Die örtliche Politik beugte sich schließlich auch, weil die Regierung in Kopenhagen der wirtschaftlich schwachen Region gut bezahlte Arbeitsplätze versprach. 2002 wurden dann die ersten pilzförmigen Betonfundamente in sechs bis 12 Metern Wassertiefe versenkt. Wenig später kamen Türme, Turbinenhäuser, Flügel und die Transformatorenstation mit Landanbindung hinzu. Kosten: 213 Millionen Euro. Investoren waren der Pensionsfonds Danmark (50%), der Gewerkschaften und Arbeitgeberverbänden gehört, der staatliche Energiekonzern Ørsted (42,75%) und die Stadtwerke Lübeck (7,25% Anteil). Vor genau 20 Jahren ging der Windpark schließlich ans Netz. Bei voller Leistung kann er 145.000 Einfamilienhäuser mit Strom versorgen.
Stimmung dreht sich
2010 kam in direkter Nachbarschaft noch ein weiterer großer Windpark hinzu. Da gab es dann kaum noch Widerstand. Die Stimmung hatte sich gedreht, auch weil die Häuserpreise stabil geblieben waren, sogar mehr anstatt weniger Touristen kamen und zwei Dutzend Arbeitsplätze entstanden waren. Untersuchungen zeigten, dass die Zugvögel die Windräder weiträumig meiden, weiß Thomas Almegaard, der den Windpark leitet und von Anfang an dabei ist. Mittlerweile profitieren die dänischen Verbraucher auch vom billigen Windstrom, dank flexibler Tarife. Weht der Wind kräftig, ist der Strom billig, bei Überkapazitäten manchmal sogar kostenlos.
Lebenszeitverlängerung statt Abriss
Die Windkraftanlagen haben allerdings ihre projektierte Lebensdauer erreicht. Seit zwei Jahrzehnten nagen Stürme und salzhaltige Luft an der Technik. Zwei Windräder hat der Windpark Nysted schon eingebüßt, wegen eines Wassereinbruches in den Fundamenten. Aber die anderen 70 Anlagen liefen weiter zuverlässig Strom, über die Jahre rund zwei Prozent des dänischen Energiebedarfes. Das soll die nächsten fünf bis 10 Jahre auch so bleiben, erklärt Thomas Almegaard, der im nahen Nysted wohnt. "Solange wir grünen Strom produzieren und sich der Park rechnet. Es gibt auch keine Alternative. Die neuste Generation Windräder ist sechsmal so leistungsfähig aber auch doppelt so hoch. Und darauf haben die Küstenbewohner keine Lust."
Engstelle Deutschland
Und so fahren weiter täglich fahren fünf Technikerteams raus und erledigen Wartungs- oder Reparaturarbeiten, bei fast jedem Wetter. Nur durchschnittlich drei Tage im Jahr reicht der Wind nicht aus, um Strom zu produzieren. Und trotzdem steht der Park immer häufiger still. Laut Thomas Almegaard liegt das am deutschen Stromnetz, denn es mangelt an leistungsfähigen Nord-Südverbindungen. "Wir müssen den Park öfters stoppen, weil der Strom nicht nach Deutschland geliefert werden kann. Die Leute wundern sich dann. Warum steht der Nystedpark still? Die deutschen Netzbetreiber müssen dann sogar noch Strafe an uns zahlen."

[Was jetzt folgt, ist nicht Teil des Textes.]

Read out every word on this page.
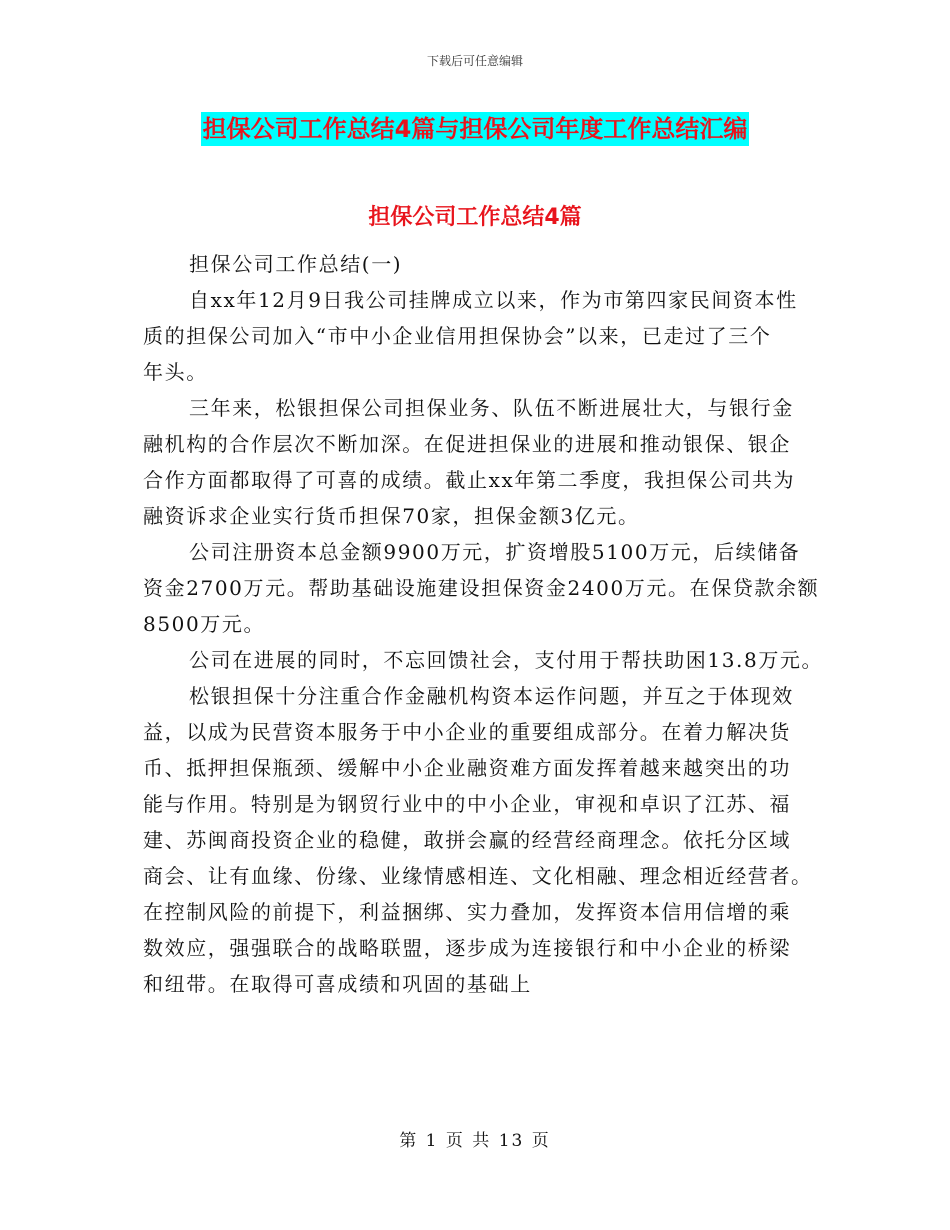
下载后可任意编辑
担保公司工作总结4篇与担保公司年度工作总结汇编
担保公司工作总结4篇
担保公司工作总结(一)
自xx年12月9日我公司挂牌成立以来，作为市第四家民间资本性
质的担保公司加入“市中小企业信用担保协会”以来，已走过了三个
年头。
三年来，松银担保公司担保业务、队伍不断进展壮大，与银行金
融机构的合作层次不断加深。在促进担保业的进展和推动银保、银企
合作方面都取得了可喜的成绩。截止xx年第二季度，我担保公司共为
融资诉求企业实行货币担保70家，担保金额3亿元。
公司注册资本总金额9900万元，扩资增股5100万元，后续储备
资金2700万元。帮助基础设施建设担保资金2400万元。在保贷款余额
8500万元。
公司在进展的同时，不忘回馈社会，支付用于帮扶助困13.8万元。
松银担保十分注重合作金融机构资本运作问题，并互之于体现效
益，以成为民营资本服务于中小企业的重要组成部分。在着力解决货
币、抵押担保瓶颈、缓解中小企业融资难方面发挥着越来越突出的功
能与作用。特别是为钢贸行业中的中小企业，审视和卓识了江苏、福
建、苏闽商投资企业的稳健，敢拼会赢的经营经商理念。依托分区域
商会、让有血缘、份缘、业缘情感相连、文化相融、理念相近经营者。
在控制风险的前提下，利益捆绑、实力叠加，发挥资本信用信增的乘
数效应，强强联合的战略联盟，逐步成为连接银行和中小企业的桥梁
和纽带。在取得可喜成绩和巩固的基础上
第 1 页 共 13 页
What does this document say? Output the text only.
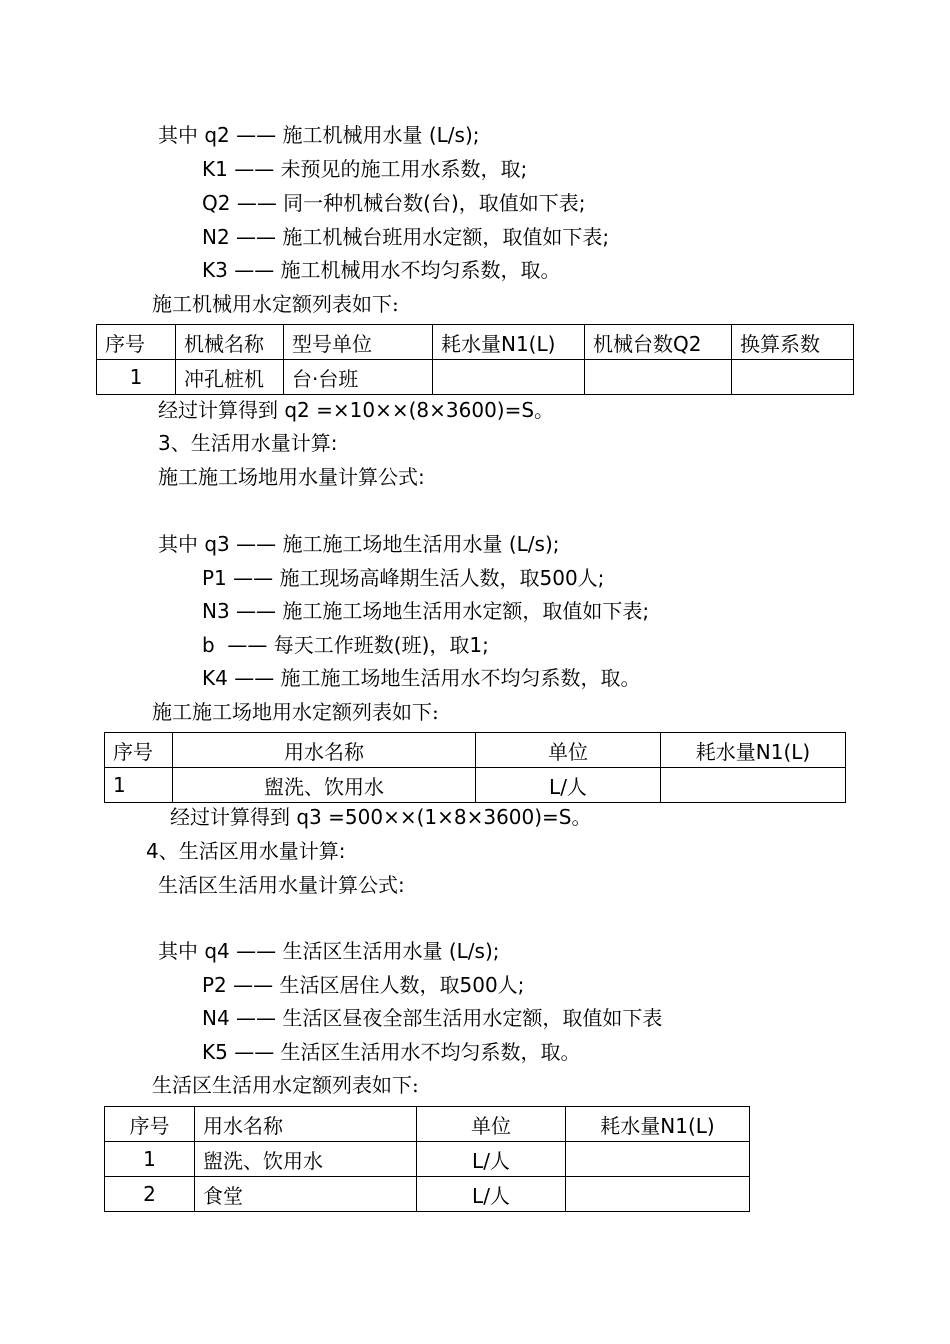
其中 q2 —— 施工机械用水量 (L/s);
K1 —— 未预见的施工用水系数，取;
Q2 —— 同一种机械台数(台)，取值如下表;
N2 —— 施工机械台班用水定额，取值如下表;
K3 —— 施工机械用水不均匀系数，取。
施工机械用水定额列表如下:
序号	机械名称	型号单位	耗水量N1(L)	机械台数Q2	换算系数
1	冲孔桩机	台·台班			
经过计算得到 q2 =×10××(8×3600)=S。
3、生活用水量计算:
施工施工场地用水量计算公式:
其中 q3 —— 施工施工场地生活用水量 (L/s);
P1 —— 施工现场高峰期生活人数，取500人;
N3 —— 施工施工场地生活用水定额，取值如下表;
b  —— 每天工作班数(班)，取1;
K4 —— 施工施工场地生活用水不均匀系数，取。
施工施工场地用水定额列表如下:
序号	用水名称	单位	耗水量N1(L)
1	盥洗、饮用水	L/人	
经过计算得到 q3 =500××(1×8×3600)=S。
4、生活区用水量计算:
生活区生活用水量计算公式:
其中 q4 —— 生活区生活用水量 (L/s);
P2 —— 生活区居住人数，取500人;
N4 —— 生活区昼夜全部生活用水定额，取值如下表
K5 —— 生活区生活用水不均匀系数，取。
生活区生活用水定额列表如下:
序号	用水名称	单位	耗水量N1(L)
1	盥洗、饮用水	L/人	
2	食堂	L/人	
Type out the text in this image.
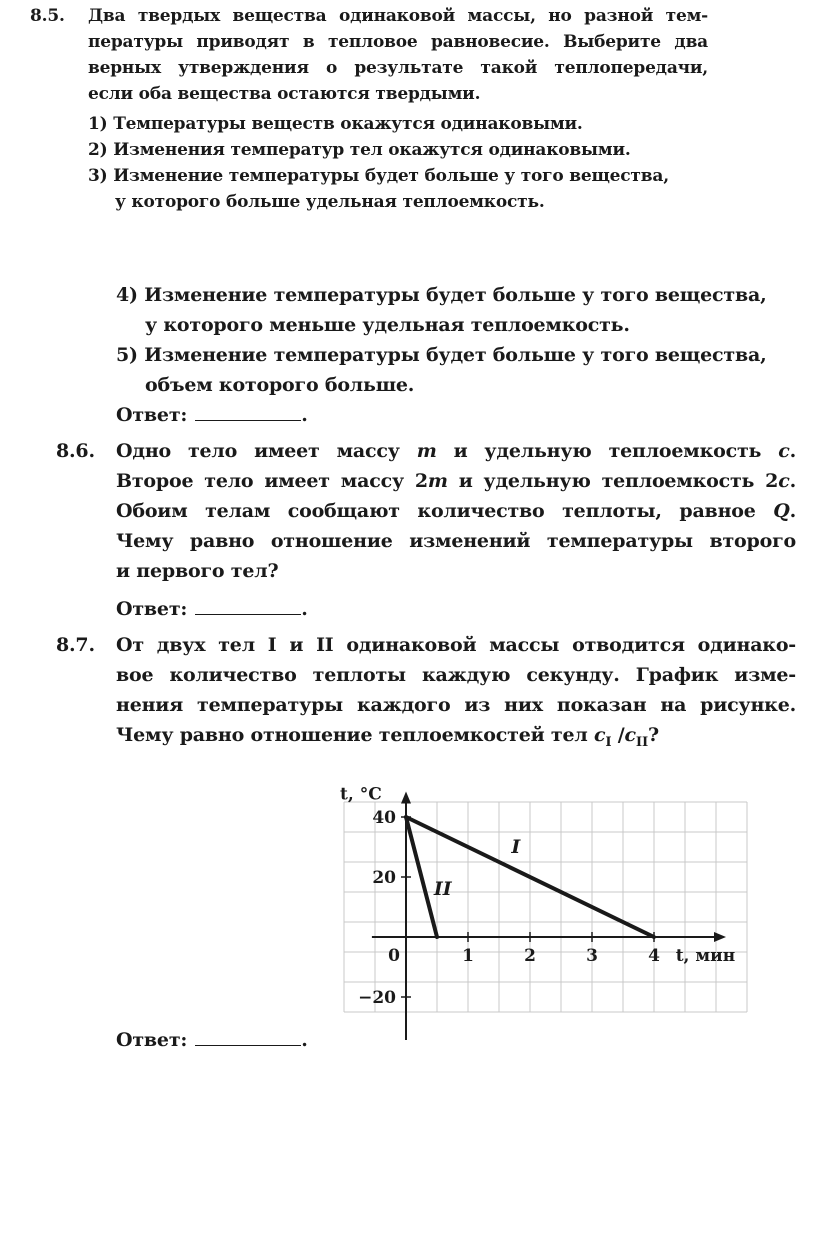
8.5. Два твердых вещества одинаковой массы, но разной тем-
пературы приводят в тепловое равновесие. Выберите два
верных утверждения о результате такой теплопередачи,
если оба вещества остаются твердыми.
1) Температуры веществ окажутся одинаковыми.
2) Изменения температур тел окажутся одинаковыми.
3) Изменение температуры будет больше у того вещества,
у которого больше удельная теплоемкость.
4) Изменение температуры будет больше у того вещества,
у которого меньше удельная теплоемкость.
5) Изменение температуры будет больше у того вещества,
объем которого больше.
Ответ:	.
8.6. Одно тело имеет массу m и удельную теплоемкость c.
Второе тело имеет массу 2m и удельную теплоемкость 2c.
Обоим телам сообщают количество теплоты, равное Q.
Чему равно отношение изменений температуры второго
и первого тел?
Ответ:	.
8.7. От двух тел I и II одинаковой массы отводится одинако-
вое количество теплоты каждую секунду. График изме-
нения температуры каждого из них показан на рисунке.
Чему равно отношение теплоемкостей тел $c_I$ $/c_{II}$?
Ответ:	.
0	1	2	3	4
40
20
−20
t, мин
t, °C
I
II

Trotz dieser Engpässe, das Königreich ist mittlerweile Deutschlands wichtigster ausländischer Stromlieferant, hat Frankreich abgelöst. Darauf sind sie auch ein wenig stolz: Thomas Almegaard: "Wir sind zwar ein kleines Land, aber irgendeiner musste mit dem Windstrom anfangen und den anderen zeigen, wie es geht."